Wesleyan Chapel

The Wesleyan Chapel is now a private residence, Townsend House.

A Wesleyan Chapel was under construction in 1859, with mention it was soon to open in October of that year. This was positioned between Mount Pleasant and Tungkillo, with a waterhole in a nearby creek used as a baptismal font. There were services being held in 1863 but by 1864 the wattle and daub chapel had become dilapidated and so a proposal for a new chapel was being discussed.

Land more central in the township of Totness was procured in 1865 with £90 raised for the purpose. This is now Townsend House, on Showground Road. Here a tent was erected for the purpose of arranged services and again mention of the construction of a building in 1867, on land that had long been owned by the congregation. Stone was collected and in the years between 1864 and 1867 the construction fund had only resulted in £130 being raised for the purpose, with £325 left in debt. Great credit is due to the contractors, both in wood and stone work, for carrying out so efficiently the plans of the building, which is now one of the ornaments of the township. ... The chapel is most eminent'y a first rate sounding one, the softer passages being heard as clearly as those of greater power. ...

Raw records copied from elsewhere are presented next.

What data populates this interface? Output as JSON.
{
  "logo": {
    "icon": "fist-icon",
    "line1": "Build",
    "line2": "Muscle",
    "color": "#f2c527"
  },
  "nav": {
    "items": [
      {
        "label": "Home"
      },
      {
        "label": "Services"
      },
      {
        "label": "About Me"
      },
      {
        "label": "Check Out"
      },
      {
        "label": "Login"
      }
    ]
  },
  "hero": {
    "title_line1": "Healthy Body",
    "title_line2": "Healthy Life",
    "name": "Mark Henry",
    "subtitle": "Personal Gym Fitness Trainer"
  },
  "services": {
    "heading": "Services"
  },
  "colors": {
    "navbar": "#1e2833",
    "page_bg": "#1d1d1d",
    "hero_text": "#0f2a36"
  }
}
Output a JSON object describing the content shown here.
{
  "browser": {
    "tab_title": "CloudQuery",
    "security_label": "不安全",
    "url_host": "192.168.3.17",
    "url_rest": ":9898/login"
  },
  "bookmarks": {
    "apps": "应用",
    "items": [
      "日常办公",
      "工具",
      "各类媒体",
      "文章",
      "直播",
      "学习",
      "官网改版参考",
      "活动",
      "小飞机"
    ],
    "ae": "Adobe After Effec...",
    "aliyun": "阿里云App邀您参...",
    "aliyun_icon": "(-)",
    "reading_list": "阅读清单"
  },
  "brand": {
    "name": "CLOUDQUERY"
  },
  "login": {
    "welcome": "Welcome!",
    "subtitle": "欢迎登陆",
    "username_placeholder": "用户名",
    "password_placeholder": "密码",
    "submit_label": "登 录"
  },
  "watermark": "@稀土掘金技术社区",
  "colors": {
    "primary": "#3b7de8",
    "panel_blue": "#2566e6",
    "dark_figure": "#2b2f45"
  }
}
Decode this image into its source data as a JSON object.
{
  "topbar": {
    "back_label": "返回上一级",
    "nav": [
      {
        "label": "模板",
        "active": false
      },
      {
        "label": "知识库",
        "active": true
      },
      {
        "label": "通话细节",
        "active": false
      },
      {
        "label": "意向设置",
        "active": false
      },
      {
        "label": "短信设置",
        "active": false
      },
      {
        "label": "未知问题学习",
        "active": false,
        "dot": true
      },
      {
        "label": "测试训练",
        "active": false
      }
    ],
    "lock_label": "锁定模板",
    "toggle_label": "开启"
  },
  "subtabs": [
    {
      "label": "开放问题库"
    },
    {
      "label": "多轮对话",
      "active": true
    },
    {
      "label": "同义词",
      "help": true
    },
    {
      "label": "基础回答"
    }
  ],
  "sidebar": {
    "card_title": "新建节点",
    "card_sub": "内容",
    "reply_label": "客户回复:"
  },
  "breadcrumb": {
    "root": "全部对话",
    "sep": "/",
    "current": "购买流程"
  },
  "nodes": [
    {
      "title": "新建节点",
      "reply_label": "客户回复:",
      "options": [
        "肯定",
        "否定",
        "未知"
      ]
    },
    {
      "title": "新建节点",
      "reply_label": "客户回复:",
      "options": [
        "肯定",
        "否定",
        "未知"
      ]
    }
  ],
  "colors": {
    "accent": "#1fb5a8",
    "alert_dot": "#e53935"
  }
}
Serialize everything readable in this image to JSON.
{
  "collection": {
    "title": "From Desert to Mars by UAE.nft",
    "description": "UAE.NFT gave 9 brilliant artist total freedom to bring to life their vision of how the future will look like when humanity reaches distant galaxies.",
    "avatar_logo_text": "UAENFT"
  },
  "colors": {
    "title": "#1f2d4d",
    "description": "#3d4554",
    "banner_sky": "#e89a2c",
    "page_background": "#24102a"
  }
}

South Australian Chronicle and Weekly Mail (Adelaide, SA : 1868 - 1881), Saturday 31 October 1868, page 10

The public services of worship have been discontinued at the chapel between Mount Pleasant and Tungkillo, owing to its disadvantageous situation.


In 1915, this chapel was purchased in the names of George Thorburn Melrose, Henry Arthur Giles and Francis Thomson, possibly as a premise for the Mount Pleasant Institute, who had been using the premises for such. In October 1928 Robert Thomson Melrose, James Charles Herriot and Franklin Dewell took over the premises as a Public Library which in December 1928 was then purchased by the Presbyterian Church who owned the premises until 1946 when it was taken over by the Mount Pleasant Agricultural, Horticultural and Floricultural Society.